The British Medical Journal provides an editorial from Professor David Healy, Head of Psychiatry at the Hergest psychiatry unit in Bangor in which it is stated:
When concerns emerged about tranquilliser dependence in the early 1980s, an attempt was made to supplant benzodiazepines with a serotonergic drug, buspirone, marketed as a non-dependence producing anxiolytic. This flopped. The lessons seemed to be that patients expected tranquillisers to have an immediate effect and doctors expected them to produce dependence. It was not possible to detoxify the tranquilliser brand.
Instead, drug companies marketed SSRIs for depression, even though they were weaker than older tricyclic antidepressants, and sold the idea that depression was the deeper illness behind the superficial manifestations of anxiety. The approach was an astonishing success, central to which was the notion that SSRIs restored serotonin levels to normal, a notion that later transmuted into the idea that they remedied a chemical imbalance. The tricyclics did not have a comparable narrative.
In the 1990s, no academic could sell a message about lowered serotonin. There was no correlation between serotonin reuptake inhibiting potency and antidepressant efficacy. No one knew if SSRIs raised or lowered serotonin levels; they still don’t know. There was no evidence that treatment corrected anything.
This lack of evidence-based practice was apparent to Thomas Insel, Director of the US National Institute Of Mental Health who announced in 2013 that the institute would abandon funding towards the DSM:
While DSM has been described as a "Bible" for the field, it is, at best, a dictionary, creating a set of labels and defining each. The strength of each of the editions of DSM has been "reliability" - each edition has ensured that clinicians use the same terms in the same ways. The weakness is its lack of validity. Unlike our definitions of ischemic heart disease, lymphoma, or AIDS, the DSM diagnoses are based on a consensus about clusters of clinical symptoms, not any objective laboratory measure.

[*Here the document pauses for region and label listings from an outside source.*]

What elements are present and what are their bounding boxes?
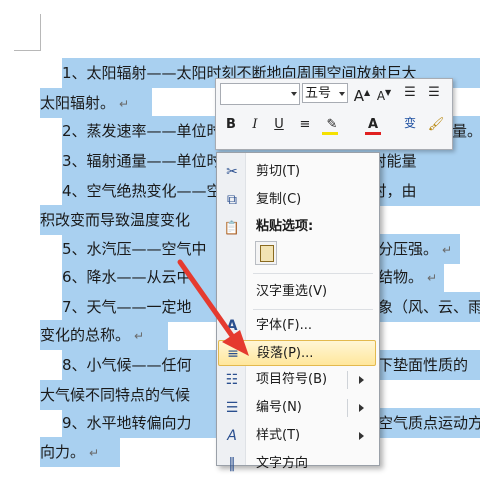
font-color-button[interactable]: A: [362, 115, 384, 135]
doc-line-12[interactable]: 大气候不同特点的气候: [40, 380, 216, 410]
doc-line-2[interactable]: 太阳辐射。 ↵: [40, 88, 152, 118]
chevron-right-icon: [359, 404, 364, 412]
font-color-swatch: [365, 132, 381, 135]
chevron-right-icon: [359, 376, 364, 384]
paste-icon: 📋: [223, 221, 241, 236]
paste-keep-text-only-button[interactable]: [255, 241, 277, 265]
copy-icon: ⧉: [227, 192, 237, 208]
page-corner-marker: [14, 14, 41, 51]
menu-item-font[interactable]: A 字体(F)...: [218, 313, 376, 339]
bold-button[interactable]: B: [222, 115, 240, 135]
bullets-icon: ☷: [225, 372, 239, 388]
clipboard-icon: [260, 245, 274, 262]
grow-font-button[interactable]: A▲: [352, 83, 372, 105]
highlighter-icon: ✎: [326, 117, 338, 132]
decrease-indent-icon[interactable]: ☰: [400, 83, 420, 103]
doc-line-7[interactable]: 5、水汽压——空气中: [62, 234, 216, 264]
menu-item-paragraph[interactable]: ≡ 段落(P)...: [218, 340, 376, 366]
font-size-dropdown[interactable]: 五号: [302, 83, 348, 103]
doc-line-8[interactable]: 6、降水——从云中: [62, 262, 216, 292]
shrink-font-button[interactable]: A▼: [374, 83, 394, 103]
doc-line-3[interactable]: 2、蒸发速率——单位时间内: [62, 116, 216, 146]
font-icon: A: [226, 318, 238, 334]
menu-separator: [253, 273, 373, 274]
doc-fragment-2[interactable]: 分压强。 ↵: [378, 234, 460, 264]
doc-line-11[interactable]: 8、小气候——任何: [62, 350, 216, 380]
chevron-down-icon: [291, 92, 297, 96]
doc-fragment-1[interactable]: 量。: [452, 116, 480, 146]
chevron-down-icon: [339, 92, 345, 96]
mini-formatting-toolbar: 五号 A▲ A▼ ☰ ☰ B I U ≡ ✎ A 变 🖌: [215, 78, 453, 150]
font-size-value: 五号: [305, 86, 332, 101]
chevron-right-icon: [359, 432, 364, 440]
underline-button[interactable]: U: [270, 115, 288, 135]
doc-line-6[interactable]: 积改变而导致温度变化: [40, 205, 216, 235]
split-divider: [347, 371, 348, 389]
split-divider: [347, 399, 348, 417]
center-align-icon[interactable]: ≡: [296, 115, 314, 135]
doc-fragment-3[interactable]: 结物。 ↵: [378, 262, 444, 292]
paste-options-header: 📋 粘贴选项:: [218, 215, 376, 239]
paragraph-icon: ≡: [227, 346, 239, 362]
doc-fragment-5[interactable]: 下垫面性质的: [378, 350, 480, 380]
doc-line-13[interactable]: 9、水平地转偏向力: [62, 408, 216, 438]
increase-indent-icon[interactable]: ☰: [424, 83, 444, 103]
doc-line-14[interactable]: 向力。 ↵: [40, 437, 120, 467]
doc-line-9[interactable]: 7、天气——一定地: [62, 292, 216, 322]
menu-item-numbering[interactable]: ☰ 编号(N): [218, 395, 376, 421]
menu-item-reconvert[interactable]: 汉字重选(V): [218, 279, 376, 305]
text-direction-icon: ‖: [228, 456, 236, 472]
menu-item-cut[interactable]: ✂ 剪切(T): [218, 159, 376, 185]
highlight-color-button[interactable]: ✎: [320, 115, 344, 135]
menu-item-bullets[interactable]: ☷ 项目符号(B): [218, 367, 376, 393]
menu-separator: [253, 309, 373, 310]
menu-item-text-direction[interactable]: ‖ 文字方向: [218, 451, 376, 477]
doc-line-10[interactable]: 变化的总称。 ↵: [40, 320, 168, 350]
highlight-color-swatch: [322, 132, 338, 135]
scissors-icon: ✂: [226, 164, 238, 180]
numbering-icon: ☰: [225, 400, 239, 416]
italic-button[interactable]: I: [246, 115, 264, 135]
doc-fragment-4[interactable]: 象（风、云、雨: [378, 292, 480, 322]
phonetic-guide-button[interactable]: 变: [400, 113, 420, 133]
menu-item-copy[interactable]: ⧉ 复制(C): [218, 187, 376, 213]
context-menu: ✂ 剪切(T) ⧉ 复制(C) 📋 粘贴选项: 汉字重选(V) A 字体(F).…: [216, 152, 380, 472]
styles-icon: A: [227, 428, 237, 444]
doc-fragment-6[interactable]: 空气质点运动方: [378, 408, 480, 438]
menu-item-styles[interactable]: A 样式(T): [218, 423, 376, 449]
font-name-dropdown[interactable]: [220, 83, 300, 105]
format-painter-icon[interactable]: 🖌: [426, 115, 446, 135]
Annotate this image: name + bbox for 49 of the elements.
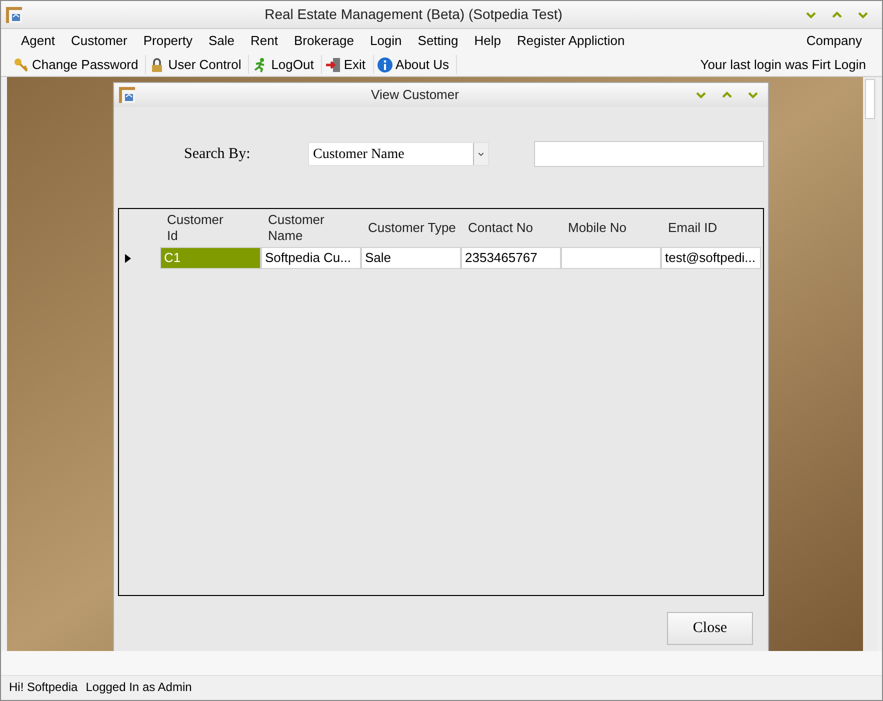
window-title: Real Estate Management (Beta) (Sotpedia Test) [264,5,564,24]
close-button[interactable]: Close [667,612,753,645]
table-cell[interactable]: Softpedia Cu... [261,247,361,269]
toolbar-label: User Control [168,56,242,74]
menu-item[interactable]: Sale [200,31,243,51]
app-icon [5,6,23,24]
toolbar-button[interactable]: About Us [376,54,458,74]
menu-item[interactable]: Help [466,31,510,51]
toolbar-label: Change Password [32,56,138,74]
dropdown-caret-icon[interactable] [473,143,488,165]
column-header[interactable]: Customer Id [160,209,261,247]
search-label: Search By: [184,144,252,164]
row-pointer-icon [125,254,131,262]
table-cell[interactable] [561,247,661,269]
exit-door-icon [324,56,341,72]
menu-item[interactable]: Customer [62,31,136,51]
toolbar-label: LogOut [271,56,314,74]
search-input-field[interactable] [534,141,764,167]
info-icon [376,56,393,72]
table-cell[interactable]: test@softpedi... [661,247,761,269]
column-header[interactable]: Customer Name [261,209,361,247]
column-header[interactable]: Customer Type [361,209,461,247]
column-header[interactable]: Mobile No [561,209,661,247]
child-window-title: View Customer [370,86,460,104]
status-login-info: Logged In as Admin [86,679,192,696]
menu-item[interactable]: Register Appliction [509,31,633,51]
toolbar-label: Exit [344,56,366,74]
login-message: Your last login was Firt Login [700,56,867,74]
key-icon [13,56,29,72]
menu-item[interactable]: Brokerage [286,31,362,51]
column-header[interactable]: Email ID [661,209,761,247]
menu-item[interactable]: Setting [410,31,466,51]
table-cell[interactable]: Sale [361,247,461,269]
vertical-scrollbar[interactable] [863,77,877,651]
menu-item[interactable]: Company [806,31,870,51]
menu-item[interactable]: Rent [242,31,286,51]
menu-item[interactable]: Login [362,31,410,51]
toolbar-button[interactable]: Change Password [13,54,146,74]
menu-item[interactable]: Agent [13,31,63,51]
column-header[interactable]: Contact No [461,209,561,247]
table-cell[interactable]: 2353465767 [461,247,561,269]
menu-item[interactable]: Property [135,31,200,51]
status-greeting: Hi! Softpedia [9,679,78,696]
toolbar-button[interactable]: User Control [149,54,250,74]
search-by-dropdown[interactable]: Customer Name [308,142,489,166]
toolbar-label: About Us [396,56,450,74]
toolbar-button[interactable]: LogOut [252,54,322,74]
app-icon [118,86,136,104]
toolbar-button[interactable]: Exit [324,54,374,74]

In the rest of medicine, this would be equivalent to creating diagnostic systems based on the nature of chest pain or the quality of fever. Indeed, symptom-based diagnosis, once common in other areas of medicine, has been largely replaced in the past half century as we have understood that symptoms alone rarely indicate the best choice of treatment.
Does this mean that psychiatry is finally moving away from a practice akin to leeches for everything?
(Score: 4, Insightful) by Sir Finkus on Friday April 24 2015, @04:07AM
No. The problem is more fundamental than that. The root cause is that psychiatry as a whole is unwilling to see man as anything more than a biological machine.
Is there any evidence that we are not?
I don't see how we solve the problem by discarding science altogether.
Join our Folding@Home team! [stanford.edu]
(Score: 3, Interesting) by HiThere on Friday April 24 2015, @05:49PM
Whether it's reasonable to see a human as a machine depends on how you think of machine. As a programmer, I find it a good model, but then my model of what a machine is is a lot more detailed and complex (and less "mechanical") than that of most people. Perhaps as cars become more autonomous more people will understand that model "correctly" enough that it won't be a problem. Currently people seem to have a model of "machine" that is more deterministic than a Pachinko machine.
(Score: 0) by Anonymous Coward on Saturday April 25 2015, @03:28AM
A computer is merely a machine, but if Microsoft Exchange isn't running properly it's usually not helpful to fix it by looking at the problem from a Computer Engineering point of view or even an Electronic Engineering or pure Math point of view.
I doubt with our current technology and scientific knowledge we are able to even 99.99% simulate a single cell difflugia or a white blood cell. They may just be machines, but how much do we really know and understand about how they work that we can say we can build an _equivalent_ thing (in a simulator or for real) instead of merely creating a simplified model of one. You can make a simplified model of Stephen Hawking that appears 99.99% accurate for most scenarios (like his daily movements) but it's 0% accurate for some important scenarios ;).